Physics is used to understand everything from the very small, such as sub-atomic particles in quantum physics, to the very big, such as black holes in cosmology. This year’s prize deals with condensed-matter physics, which deals with things in the middle, including everyday materials such as semiconductors that are used to make computer chips.
When they began their work in the 1970s, this year’s winners were not thinking about applications that might emerge from their work. They were simply trying to solve scientific puzzles, and they used mathematical ideas from a field called topology, which is the study of geometrical properties of objects.
One such puzzle involved figuring out the weird behavior of superconductors, which are materials that under certain conditions, such as extremely low temperatures, offer no resistance to electrical current that flows through them. A normal superconductor wire would, for example, lose its abilities as it is warmed up to normal temperature. The phase transition would occur in a uniform manner, as in there would be no areas within the wire where superconductivity still occurred.
If instead of a wire the superconductor was made out of a thin sheet (“different geometry” as a topologist would say), then it would behave differently. Unlike the wire, it would not transition uniformly, which meant that in such thin sheets you had points that lost their superconductivity but others that didn’t. Thouless and Kosterlitz used topological concepts and developed the physics that explained this weird phase transition.

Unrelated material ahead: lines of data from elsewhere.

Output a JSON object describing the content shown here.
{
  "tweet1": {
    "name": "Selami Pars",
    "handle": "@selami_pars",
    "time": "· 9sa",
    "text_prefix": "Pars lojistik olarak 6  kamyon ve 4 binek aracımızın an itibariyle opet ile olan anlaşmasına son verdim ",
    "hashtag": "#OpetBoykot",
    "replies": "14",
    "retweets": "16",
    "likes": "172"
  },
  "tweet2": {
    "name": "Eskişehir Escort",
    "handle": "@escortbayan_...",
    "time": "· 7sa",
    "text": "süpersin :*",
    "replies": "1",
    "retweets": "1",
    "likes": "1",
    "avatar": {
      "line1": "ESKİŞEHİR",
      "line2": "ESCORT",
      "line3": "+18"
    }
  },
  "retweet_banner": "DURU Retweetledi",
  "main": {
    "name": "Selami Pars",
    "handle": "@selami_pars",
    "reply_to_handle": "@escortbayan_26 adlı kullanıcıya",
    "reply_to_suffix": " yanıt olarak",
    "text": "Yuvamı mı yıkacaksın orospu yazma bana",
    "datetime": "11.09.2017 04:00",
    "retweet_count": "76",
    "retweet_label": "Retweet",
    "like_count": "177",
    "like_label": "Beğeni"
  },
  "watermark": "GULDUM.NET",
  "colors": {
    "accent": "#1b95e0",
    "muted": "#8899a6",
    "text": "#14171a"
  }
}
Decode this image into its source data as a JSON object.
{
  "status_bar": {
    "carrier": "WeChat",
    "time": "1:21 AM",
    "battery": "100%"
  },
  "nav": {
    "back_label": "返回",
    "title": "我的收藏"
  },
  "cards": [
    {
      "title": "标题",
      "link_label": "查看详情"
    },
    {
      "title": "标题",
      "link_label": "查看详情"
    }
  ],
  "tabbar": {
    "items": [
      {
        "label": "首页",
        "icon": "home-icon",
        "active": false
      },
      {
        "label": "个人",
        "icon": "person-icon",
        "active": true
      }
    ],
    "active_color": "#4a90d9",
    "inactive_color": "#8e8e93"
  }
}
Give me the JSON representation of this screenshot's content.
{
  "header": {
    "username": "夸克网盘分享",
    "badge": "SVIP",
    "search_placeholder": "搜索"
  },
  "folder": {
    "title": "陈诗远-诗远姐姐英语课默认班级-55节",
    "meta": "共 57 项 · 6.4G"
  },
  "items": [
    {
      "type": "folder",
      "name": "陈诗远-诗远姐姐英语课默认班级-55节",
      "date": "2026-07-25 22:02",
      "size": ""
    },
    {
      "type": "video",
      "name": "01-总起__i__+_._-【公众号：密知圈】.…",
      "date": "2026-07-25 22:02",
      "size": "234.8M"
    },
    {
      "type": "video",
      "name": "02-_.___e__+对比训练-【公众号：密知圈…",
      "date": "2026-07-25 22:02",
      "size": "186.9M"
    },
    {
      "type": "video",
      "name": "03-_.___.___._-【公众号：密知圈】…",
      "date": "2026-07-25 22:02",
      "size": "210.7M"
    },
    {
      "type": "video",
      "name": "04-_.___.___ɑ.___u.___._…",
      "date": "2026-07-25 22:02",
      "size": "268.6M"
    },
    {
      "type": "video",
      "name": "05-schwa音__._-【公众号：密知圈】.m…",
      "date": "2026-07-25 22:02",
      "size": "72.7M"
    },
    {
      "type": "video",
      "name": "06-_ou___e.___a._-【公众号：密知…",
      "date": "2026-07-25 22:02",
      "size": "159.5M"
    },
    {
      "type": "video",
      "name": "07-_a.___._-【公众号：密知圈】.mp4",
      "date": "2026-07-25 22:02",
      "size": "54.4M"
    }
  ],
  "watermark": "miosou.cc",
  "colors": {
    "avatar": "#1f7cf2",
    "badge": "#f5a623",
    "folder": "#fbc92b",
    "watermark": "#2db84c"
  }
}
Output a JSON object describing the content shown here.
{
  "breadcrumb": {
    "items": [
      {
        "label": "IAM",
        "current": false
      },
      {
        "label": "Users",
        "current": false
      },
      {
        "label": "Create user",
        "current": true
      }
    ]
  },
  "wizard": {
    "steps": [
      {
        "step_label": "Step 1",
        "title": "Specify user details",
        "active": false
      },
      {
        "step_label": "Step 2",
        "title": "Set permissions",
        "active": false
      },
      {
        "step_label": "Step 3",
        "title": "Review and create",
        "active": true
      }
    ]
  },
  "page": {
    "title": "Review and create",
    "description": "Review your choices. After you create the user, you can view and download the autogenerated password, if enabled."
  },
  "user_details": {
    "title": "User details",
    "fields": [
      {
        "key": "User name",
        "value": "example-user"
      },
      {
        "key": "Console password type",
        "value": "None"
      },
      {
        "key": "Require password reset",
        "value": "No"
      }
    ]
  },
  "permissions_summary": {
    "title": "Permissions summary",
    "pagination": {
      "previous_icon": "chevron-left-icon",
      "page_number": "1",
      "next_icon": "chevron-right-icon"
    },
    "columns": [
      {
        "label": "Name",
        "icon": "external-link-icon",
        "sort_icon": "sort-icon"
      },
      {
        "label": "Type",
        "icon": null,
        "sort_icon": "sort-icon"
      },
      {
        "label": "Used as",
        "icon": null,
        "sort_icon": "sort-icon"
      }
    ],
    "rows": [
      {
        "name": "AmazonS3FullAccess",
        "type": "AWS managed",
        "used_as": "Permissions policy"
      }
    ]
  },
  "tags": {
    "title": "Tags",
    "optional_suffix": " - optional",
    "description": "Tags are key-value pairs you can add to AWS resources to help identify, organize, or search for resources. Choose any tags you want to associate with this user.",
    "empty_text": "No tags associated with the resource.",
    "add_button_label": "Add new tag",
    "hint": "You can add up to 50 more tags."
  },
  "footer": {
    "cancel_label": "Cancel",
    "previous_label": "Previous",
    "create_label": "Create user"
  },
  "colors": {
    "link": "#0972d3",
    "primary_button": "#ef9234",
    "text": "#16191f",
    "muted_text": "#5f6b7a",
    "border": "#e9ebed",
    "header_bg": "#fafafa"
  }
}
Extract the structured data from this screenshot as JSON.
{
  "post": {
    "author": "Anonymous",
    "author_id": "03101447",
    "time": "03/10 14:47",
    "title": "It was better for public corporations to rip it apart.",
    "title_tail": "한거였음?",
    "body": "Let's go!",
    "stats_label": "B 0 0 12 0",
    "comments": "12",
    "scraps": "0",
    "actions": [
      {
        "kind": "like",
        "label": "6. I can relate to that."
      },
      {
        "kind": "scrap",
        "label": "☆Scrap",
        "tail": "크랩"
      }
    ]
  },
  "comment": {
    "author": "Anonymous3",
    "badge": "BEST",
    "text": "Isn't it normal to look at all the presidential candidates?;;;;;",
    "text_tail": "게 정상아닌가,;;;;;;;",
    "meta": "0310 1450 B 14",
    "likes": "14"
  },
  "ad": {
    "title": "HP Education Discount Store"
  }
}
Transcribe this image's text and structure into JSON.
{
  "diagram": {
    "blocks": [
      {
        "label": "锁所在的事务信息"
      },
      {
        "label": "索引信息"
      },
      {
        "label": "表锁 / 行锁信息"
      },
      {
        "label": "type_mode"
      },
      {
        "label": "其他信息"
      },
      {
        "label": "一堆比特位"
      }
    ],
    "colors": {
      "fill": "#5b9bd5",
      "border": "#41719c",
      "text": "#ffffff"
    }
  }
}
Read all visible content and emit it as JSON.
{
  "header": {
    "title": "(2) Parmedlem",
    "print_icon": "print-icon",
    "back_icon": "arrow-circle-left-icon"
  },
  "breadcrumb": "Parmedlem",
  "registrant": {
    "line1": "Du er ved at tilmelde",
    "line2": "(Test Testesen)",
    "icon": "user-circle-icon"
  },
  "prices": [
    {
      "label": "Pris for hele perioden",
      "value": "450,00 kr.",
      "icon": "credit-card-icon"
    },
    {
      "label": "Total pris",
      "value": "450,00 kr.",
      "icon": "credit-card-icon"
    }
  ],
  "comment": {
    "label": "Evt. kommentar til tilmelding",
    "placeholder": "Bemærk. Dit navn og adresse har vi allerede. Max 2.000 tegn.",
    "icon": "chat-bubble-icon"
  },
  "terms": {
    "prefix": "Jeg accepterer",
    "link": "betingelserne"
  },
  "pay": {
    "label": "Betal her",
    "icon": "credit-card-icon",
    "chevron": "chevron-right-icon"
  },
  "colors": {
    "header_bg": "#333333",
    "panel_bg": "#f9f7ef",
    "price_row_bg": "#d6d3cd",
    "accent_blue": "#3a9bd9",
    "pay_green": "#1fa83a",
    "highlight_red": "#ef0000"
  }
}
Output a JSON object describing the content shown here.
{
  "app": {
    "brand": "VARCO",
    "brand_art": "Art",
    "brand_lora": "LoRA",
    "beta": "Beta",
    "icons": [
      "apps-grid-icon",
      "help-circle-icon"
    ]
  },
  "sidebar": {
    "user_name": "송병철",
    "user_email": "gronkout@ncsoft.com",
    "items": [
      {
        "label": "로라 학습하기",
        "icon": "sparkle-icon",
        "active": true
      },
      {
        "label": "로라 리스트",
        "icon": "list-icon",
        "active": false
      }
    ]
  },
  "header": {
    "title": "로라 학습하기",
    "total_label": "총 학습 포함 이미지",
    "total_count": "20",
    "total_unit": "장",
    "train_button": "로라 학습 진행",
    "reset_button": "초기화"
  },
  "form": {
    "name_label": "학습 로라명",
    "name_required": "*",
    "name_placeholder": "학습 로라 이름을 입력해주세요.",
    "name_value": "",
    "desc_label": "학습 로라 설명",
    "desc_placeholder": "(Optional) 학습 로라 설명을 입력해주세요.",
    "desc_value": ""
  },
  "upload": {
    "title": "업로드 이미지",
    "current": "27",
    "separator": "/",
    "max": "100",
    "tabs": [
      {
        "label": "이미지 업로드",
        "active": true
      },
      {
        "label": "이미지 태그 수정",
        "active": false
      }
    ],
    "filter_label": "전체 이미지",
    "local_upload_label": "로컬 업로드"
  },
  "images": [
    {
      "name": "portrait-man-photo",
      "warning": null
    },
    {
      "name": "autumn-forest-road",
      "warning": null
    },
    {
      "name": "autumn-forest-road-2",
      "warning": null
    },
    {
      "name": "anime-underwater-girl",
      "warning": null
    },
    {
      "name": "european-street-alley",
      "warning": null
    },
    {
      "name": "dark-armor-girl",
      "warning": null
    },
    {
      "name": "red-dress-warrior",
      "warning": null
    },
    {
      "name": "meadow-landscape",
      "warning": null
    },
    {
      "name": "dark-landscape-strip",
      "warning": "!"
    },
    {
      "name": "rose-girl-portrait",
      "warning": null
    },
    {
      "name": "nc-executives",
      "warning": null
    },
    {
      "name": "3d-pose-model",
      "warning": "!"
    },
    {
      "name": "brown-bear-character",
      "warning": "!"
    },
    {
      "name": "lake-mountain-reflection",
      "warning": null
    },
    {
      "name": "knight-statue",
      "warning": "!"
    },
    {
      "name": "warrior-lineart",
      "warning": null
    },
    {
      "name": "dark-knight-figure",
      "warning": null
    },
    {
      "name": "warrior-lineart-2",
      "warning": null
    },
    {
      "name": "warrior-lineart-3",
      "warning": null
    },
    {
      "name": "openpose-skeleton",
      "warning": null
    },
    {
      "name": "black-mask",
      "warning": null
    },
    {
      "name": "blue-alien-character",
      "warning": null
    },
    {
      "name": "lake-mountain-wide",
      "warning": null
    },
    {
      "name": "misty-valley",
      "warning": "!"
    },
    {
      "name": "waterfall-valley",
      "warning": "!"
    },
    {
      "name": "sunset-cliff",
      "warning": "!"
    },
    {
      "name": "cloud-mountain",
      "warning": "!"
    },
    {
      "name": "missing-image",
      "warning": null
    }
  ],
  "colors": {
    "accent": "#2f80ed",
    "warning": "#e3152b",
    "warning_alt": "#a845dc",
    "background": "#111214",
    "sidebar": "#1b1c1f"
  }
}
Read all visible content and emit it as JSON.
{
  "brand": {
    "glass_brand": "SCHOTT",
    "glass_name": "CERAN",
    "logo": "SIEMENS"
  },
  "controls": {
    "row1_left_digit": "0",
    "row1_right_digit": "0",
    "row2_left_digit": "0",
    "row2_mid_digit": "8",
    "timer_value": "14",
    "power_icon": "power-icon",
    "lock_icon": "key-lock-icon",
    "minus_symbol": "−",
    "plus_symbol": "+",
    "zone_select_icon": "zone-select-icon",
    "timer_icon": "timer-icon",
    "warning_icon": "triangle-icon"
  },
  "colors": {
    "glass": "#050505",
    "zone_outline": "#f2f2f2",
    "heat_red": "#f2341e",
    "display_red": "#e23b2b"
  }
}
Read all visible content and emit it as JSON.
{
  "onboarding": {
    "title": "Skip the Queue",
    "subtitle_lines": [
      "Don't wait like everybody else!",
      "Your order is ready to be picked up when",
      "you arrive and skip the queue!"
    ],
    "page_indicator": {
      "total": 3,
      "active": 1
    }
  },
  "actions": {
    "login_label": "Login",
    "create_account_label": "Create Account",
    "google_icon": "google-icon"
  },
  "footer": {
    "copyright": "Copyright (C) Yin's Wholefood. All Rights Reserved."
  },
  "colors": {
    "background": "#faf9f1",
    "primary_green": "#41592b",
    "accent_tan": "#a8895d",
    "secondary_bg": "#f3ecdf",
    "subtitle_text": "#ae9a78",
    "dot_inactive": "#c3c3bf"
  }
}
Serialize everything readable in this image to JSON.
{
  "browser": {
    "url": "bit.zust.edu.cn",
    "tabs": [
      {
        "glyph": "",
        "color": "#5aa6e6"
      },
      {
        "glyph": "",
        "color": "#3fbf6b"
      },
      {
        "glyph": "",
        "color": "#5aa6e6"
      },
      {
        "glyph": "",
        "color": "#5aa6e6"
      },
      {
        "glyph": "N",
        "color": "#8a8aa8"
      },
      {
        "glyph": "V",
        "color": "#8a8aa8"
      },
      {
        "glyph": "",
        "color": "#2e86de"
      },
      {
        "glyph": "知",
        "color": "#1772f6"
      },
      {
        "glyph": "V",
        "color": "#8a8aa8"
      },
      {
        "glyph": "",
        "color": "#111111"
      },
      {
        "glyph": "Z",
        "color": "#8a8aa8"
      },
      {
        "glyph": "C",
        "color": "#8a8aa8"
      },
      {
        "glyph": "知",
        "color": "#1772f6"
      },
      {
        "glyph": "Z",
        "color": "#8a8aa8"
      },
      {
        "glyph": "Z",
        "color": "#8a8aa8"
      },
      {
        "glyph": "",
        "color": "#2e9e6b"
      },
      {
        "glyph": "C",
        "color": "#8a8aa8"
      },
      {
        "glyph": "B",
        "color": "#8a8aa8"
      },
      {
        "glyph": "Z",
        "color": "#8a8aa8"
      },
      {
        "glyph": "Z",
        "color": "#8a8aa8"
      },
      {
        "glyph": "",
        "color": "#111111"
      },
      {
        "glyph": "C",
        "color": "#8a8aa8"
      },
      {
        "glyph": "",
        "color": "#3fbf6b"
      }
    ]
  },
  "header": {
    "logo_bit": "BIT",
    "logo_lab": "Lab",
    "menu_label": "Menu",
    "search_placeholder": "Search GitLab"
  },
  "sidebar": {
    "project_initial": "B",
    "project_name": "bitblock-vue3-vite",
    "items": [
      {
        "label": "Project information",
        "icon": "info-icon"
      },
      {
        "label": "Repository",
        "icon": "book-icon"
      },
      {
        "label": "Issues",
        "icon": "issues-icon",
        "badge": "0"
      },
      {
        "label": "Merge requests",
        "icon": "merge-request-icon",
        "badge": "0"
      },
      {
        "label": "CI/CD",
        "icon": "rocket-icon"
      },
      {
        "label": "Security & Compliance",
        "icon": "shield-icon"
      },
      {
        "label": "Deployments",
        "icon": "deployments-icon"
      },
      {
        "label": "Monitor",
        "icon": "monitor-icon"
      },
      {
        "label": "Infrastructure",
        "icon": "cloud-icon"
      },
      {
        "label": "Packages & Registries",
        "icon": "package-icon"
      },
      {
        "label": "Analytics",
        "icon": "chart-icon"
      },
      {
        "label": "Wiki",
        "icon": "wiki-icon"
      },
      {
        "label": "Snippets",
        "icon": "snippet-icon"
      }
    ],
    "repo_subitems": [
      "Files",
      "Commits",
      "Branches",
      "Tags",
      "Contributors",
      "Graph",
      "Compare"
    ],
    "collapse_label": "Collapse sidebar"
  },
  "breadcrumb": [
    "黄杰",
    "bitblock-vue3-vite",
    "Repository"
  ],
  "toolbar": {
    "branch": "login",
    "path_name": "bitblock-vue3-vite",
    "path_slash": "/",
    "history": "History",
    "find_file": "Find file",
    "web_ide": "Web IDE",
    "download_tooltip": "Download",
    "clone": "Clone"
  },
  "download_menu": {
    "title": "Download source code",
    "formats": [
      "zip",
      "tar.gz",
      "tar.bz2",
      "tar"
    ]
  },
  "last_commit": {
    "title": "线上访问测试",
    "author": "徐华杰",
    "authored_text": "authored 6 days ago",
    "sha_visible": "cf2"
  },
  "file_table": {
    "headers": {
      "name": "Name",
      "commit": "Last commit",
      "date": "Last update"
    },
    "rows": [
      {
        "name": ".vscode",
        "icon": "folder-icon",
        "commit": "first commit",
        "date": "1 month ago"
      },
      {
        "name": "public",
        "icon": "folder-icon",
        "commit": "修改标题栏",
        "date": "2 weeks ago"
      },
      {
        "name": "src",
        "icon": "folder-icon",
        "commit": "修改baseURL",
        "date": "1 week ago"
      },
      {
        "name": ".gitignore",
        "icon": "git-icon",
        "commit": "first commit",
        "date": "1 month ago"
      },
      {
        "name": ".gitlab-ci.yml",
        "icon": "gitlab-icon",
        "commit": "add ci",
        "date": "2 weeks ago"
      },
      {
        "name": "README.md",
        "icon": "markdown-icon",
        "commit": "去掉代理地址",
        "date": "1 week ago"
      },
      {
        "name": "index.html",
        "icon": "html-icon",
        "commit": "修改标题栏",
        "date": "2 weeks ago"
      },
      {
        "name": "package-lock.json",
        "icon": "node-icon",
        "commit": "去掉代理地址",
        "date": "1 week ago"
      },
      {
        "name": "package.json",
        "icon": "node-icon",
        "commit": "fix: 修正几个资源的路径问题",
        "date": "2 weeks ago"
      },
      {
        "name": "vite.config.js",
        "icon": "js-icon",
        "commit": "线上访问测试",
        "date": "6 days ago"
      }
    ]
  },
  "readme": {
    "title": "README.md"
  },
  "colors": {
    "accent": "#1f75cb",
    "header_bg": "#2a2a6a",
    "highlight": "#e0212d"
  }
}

Such understanding can go a long way. For instance, in the 1940s, researchers spent a great amount of effort trying to understand semiconductors. These metals—which, as the name suggests, conduct only a little bit of electricity—were interesting materials but didn’t have much use. As scientists understood why they behave the way they do, they started developing applications for them. One such application led to the creation of the integrated circuit, which is today present in every computer and smartphone in the world.
Another puzzle involved understanding one of the most bizarre effects in physics: the quantum Hall effect. The mere discovery of the effect won the 1985 Nobel physics prize, but for many years nobody really understood why it happened.
Here’s the classical Hall effect, discovered in the 1870s: Take a sheet of metal and apply voltage to opposite edges, say the top and bottom. You’ll get an electrical current flowing across the sheet. Then apply a magnetic field that is perpendicular to the sheet. This will force electrons away from the top and bottom and towards the left and right edges, which creates a voltage drop across the latter two edges—this is called the Hall voltage. This phenomenon has practical applications: Without a magnetic field there is no Hall voltage, but with a magnetic field there is some; so, based on the magnitude of the Hall voltage, instruments can be used to measure the strength of a given magnetic field.
The quantum Hall effect takes this experiment a step further. Replace the metal sheet with a conductor that is only a single-atom thick and then cool the material down to near absolute zero. Now when you apply the perpendicular magnetic field a strange thing happens. The ratio of the current passing through the sheet and the Hall voltage created remains constant, no matter what material you use or what imperfections you add to it.
Thouless used topology to explain the quantum Hall effect. To a topologist, a bagel will be the exact same thing as donut, because both objects have a hole in it. In this case, for simplicity sake, the donut and bagel have the same “topological invariant” of one hole.
Thouless found that the quantum Hall effect in a thin sheet could be explained using the concept of topological invariants. The constant ratio observed was nothing but a topological invariant. In other words, every material used to test the experiment has the same current-to-voltage ratio.
In the 1980s, Haldane applied the principles of topology to predict that the quantum Hall effect should exist regardless of a magnetic field in certain types of material. In 2013, more than 25 years later, his predictions were shown to be correct when other scientists were able to make new materials to test the prediction.
The combination of all the three winners’ work has, through later discoveries, led to the development of materials called topological insulators. These materials are insulators on the inside but behave like normal conductors on the outside. Like the semiconductors of the 1940s, these topological insulators are bound to find some application that we can’t yet imagine.